If you use multiple virtual environments this could be a problem, since by default there is only one
extensions directory, but different virtual environments may use different setups (e.g. different
python or cuda versions) and then the loading of a CUDA extension built by another environment will
fail. Therefore, if you need to you can override the default location with the help of the
TORCH_EXTENSIONS_DIR environment variable. So in each virtual environment you can point it to a
unique directory and DeepSpeed will use it to save and load CUDA extensions.
You can also change it just for a specific run with:
TORCH_EXTENSIONS_DIR=./torch-extensions deepspeed ...
Building for the correct architectures
If you’re getting the following error:
RuntimeError: CUDA error: no kernel image is available for execution on the device
when running deepspeed that means that the cuda extensions weren’t built for the card you’re trying to use it for.
When building from source deepspeed will try to support a wide range of architectures, but under jit-mode it’ll only support the archs visible at the time of building.
You can build specifically for a desired range of architectures by setting a
TORCH_CUDA_ARCH_LIST env variable, like so:
TORCH_CUDA_ARCH_LIST="6.1;7.5;8.6" pip install ...
It will also make the build faster when you only build for a few architectures.
This is also recommended to do to ensure your exact architecture is used. Due to a variety of technical reasons a distributed pytorch binary isn’t built to fully support all architectures, skipping binary compatible ones, at a potential cost of underutilizing your full card’s compute capabilities. To see which archs get included during the deepspeed build from source - save the log and grep for
The full list of nvidia gpus and their compute capabilities can be found here.

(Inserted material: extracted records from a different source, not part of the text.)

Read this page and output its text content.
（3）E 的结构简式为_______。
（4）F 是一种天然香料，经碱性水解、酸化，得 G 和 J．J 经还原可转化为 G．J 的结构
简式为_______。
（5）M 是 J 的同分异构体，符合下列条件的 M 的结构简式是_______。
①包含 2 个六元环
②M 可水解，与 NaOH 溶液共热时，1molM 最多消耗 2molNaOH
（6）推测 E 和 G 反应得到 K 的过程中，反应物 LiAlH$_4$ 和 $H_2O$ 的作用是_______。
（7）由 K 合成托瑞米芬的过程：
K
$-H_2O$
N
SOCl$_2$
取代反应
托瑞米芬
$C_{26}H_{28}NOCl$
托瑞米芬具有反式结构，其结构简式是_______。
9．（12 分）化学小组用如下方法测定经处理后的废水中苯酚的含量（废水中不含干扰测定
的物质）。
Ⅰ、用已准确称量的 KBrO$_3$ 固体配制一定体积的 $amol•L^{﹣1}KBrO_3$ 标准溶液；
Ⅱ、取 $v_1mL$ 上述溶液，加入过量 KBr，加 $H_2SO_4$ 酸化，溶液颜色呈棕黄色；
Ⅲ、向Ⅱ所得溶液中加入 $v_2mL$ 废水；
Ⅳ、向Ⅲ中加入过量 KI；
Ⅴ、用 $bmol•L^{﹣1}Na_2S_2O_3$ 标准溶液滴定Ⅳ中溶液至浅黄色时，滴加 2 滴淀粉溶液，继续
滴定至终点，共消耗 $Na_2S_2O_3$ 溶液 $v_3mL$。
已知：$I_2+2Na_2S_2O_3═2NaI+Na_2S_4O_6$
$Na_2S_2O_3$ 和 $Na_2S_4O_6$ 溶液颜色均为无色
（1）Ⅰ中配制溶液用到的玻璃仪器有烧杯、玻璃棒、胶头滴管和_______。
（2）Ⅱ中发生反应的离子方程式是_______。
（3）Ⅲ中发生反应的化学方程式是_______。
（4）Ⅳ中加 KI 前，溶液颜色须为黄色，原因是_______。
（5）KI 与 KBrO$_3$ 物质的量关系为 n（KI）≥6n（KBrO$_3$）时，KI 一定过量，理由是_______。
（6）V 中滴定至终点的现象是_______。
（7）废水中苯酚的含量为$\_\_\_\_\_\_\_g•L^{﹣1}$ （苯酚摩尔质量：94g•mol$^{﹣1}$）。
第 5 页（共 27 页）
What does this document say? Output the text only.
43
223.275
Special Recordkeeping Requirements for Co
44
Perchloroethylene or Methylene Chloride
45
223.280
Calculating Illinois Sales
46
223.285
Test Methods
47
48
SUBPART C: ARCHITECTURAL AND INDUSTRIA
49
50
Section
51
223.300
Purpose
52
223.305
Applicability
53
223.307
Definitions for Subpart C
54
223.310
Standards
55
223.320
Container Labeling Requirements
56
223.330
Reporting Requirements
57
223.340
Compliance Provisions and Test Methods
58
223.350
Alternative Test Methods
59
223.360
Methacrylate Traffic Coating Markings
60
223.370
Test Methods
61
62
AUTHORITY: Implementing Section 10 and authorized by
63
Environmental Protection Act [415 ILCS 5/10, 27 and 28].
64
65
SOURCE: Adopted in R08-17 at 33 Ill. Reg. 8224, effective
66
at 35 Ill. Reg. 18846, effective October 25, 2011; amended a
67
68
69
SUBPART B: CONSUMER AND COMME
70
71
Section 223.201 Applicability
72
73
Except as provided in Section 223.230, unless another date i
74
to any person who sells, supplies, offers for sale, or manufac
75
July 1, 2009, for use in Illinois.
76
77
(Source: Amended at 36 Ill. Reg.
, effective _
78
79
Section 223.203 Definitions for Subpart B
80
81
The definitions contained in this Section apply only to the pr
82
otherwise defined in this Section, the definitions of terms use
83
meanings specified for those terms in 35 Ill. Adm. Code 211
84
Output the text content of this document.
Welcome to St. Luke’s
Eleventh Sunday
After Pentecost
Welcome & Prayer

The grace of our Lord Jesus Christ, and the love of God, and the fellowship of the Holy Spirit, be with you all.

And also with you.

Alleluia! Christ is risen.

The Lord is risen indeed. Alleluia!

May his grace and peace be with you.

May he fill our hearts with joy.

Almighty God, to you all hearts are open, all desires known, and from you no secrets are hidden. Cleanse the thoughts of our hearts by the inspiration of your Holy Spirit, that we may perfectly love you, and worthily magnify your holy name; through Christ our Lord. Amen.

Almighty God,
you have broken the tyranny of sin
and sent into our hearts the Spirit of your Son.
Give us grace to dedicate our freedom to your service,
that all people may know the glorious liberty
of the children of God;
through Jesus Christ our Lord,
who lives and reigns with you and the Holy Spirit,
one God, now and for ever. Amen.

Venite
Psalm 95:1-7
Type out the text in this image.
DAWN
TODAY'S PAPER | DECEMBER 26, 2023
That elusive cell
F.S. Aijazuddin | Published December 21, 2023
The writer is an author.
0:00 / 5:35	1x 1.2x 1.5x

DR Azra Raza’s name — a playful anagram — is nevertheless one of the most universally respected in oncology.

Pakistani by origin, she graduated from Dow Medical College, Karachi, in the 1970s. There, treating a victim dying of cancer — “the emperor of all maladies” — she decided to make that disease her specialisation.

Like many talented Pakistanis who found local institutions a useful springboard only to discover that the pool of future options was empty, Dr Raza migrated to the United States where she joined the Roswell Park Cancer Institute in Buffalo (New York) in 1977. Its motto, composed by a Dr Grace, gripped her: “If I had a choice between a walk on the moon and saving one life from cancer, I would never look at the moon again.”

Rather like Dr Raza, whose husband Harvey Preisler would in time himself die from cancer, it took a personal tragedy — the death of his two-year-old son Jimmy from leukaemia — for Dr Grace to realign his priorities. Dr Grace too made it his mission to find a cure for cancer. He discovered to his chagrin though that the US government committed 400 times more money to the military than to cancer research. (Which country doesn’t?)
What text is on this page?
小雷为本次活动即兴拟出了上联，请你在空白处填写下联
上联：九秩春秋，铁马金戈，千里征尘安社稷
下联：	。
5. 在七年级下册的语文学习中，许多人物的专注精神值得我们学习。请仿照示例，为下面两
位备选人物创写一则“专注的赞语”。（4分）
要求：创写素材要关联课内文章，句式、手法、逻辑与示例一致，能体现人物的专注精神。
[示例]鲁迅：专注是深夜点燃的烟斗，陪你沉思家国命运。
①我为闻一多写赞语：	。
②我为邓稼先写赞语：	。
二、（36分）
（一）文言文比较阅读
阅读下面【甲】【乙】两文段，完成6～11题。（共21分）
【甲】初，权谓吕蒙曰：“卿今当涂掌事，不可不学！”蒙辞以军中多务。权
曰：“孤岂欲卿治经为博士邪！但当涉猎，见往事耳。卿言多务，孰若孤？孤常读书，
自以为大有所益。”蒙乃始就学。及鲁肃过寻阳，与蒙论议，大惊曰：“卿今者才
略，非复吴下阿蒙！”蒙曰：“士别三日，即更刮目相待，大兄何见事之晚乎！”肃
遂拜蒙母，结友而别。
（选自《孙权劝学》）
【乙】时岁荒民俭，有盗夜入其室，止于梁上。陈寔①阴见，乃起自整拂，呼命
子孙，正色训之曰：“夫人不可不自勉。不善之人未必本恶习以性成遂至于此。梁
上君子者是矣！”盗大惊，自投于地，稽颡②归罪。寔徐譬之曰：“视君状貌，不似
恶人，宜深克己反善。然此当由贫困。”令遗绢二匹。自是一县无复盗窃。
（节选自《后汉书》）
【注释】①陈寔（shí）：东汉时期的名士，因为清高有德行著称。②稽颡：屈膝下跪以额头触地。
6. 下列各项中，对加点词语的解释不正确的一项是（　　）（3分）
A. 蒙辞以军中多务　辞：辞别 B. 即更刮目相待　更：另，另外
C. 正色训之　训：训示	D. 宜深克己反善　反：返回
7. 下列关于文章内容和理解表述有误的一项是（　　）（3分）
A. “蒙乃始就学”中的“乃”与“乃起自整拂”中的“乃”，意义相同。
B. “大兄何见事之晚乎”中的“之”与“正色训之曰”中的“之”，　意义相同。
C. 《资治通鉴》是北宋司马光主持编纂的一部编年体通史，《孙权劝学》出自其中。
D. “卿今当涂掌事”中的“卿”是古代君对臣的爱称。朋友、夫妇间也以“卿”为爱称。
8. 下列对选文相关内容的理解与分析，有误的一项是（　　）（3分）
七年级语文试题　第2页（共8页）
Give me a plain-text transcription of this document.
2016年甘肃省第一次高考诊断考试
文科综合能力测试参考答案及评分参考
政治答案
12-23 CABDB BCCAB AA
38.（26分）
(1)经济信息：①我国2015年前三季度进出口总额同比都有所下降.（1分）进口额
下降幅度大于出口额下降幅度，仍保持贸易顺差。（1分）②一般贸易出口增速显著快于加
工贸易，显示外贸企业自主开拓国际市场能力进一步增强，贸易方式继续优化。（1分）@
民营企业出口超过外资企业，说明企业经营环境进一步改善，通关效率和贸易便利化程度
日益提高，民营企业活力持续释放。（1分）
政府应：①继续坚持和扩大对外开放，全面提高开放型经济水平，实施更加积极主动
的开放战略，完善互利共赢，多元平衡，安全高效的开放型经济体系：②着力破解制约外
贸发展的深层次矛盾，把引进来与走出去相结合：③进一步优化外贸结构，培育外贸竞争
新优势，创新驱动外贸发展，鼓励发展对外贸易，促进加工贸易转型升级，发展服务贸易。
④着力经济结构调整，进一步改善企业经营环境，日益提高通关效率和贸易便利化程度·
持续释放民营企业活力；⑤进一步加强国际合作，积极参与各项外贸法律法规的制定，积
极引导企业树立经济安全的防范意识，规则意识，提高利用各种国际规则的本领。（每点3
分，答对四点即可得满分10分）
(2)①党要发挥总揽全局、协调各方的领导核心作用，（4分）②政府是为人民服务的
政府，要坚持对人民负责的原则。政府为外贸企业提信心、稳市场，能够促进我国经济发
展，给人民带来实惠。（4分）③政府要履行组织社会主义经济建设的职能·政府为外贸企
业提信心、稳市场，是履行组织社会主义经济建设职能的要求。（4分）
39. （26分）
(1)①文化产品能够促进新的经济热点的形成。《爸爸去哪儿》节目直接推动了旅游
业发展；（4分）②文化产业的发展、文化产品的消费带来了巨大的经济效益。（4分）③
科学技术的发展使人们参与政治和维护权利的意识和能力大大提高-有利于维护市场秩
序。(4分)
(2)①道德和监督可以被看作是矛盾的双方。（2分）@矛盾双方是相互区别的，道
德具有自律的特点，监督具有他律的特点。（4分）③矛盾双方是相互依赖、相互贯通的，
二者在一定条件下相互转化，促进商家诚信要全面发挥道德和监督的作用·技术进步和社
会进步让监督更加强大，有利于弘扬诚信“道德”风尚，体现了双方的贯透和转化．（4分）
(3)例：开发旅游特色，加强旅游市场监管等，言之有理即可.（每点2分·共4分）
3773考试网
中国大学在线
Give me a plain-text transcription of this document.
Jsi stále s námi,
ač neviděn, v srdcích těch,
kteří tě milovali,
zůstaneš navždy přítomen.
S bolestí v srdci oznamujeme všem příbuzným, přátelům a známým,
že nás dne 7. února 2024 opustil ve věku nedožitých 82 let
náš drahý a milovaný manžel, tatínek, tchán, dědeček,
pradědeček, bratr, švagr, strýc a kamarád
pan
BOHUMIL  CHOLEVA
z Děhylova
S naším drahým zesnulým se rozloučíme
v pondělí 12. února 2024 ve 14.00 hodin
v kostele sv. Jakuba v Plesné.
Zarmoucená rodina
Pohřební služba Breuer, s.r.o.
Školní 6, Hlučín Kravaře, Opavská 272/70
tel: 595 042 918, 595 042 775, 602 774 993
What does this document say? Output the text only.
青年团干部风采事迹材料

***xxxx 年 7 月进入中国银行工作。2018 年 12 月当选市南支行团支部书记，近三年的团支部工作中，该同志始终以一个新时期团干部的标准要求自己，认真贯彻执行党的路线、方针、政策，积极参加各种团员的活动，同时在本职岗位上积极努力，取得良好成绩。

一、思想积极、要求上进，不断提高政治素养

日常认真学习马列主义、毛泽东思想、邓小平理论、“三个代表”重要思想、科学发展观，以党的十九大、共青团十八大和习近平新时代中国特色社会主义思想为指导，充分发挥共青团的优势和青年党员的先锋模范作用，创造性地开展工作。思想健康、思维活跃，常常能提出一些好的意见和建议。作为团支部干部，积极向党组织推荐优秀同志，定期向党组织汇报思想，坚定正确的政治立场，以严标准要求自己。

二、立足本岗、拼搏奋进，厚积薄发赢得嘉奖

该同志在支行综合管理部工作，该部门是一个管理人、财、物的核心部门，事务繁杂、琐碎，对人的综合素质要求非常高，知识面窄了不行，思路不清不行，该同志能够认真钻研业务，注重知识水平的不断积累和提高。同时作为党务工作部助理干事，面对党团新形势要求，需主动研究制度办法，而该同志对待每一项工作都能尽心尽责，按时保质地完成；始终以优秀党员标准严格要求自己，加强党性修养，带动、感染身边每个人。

Feature specific dependencies
Some DeepSpeed features require specific dependencies outside of the general dependencies of DeepSpeed.
Python package dependencies per feature/op please see our requirements directory.
We attempt to keep the system level dependencies to a minimum, however some features do require special system-level packages. Please see our
ds_reporttool output to see if you are missing any system-level packages for a given feature.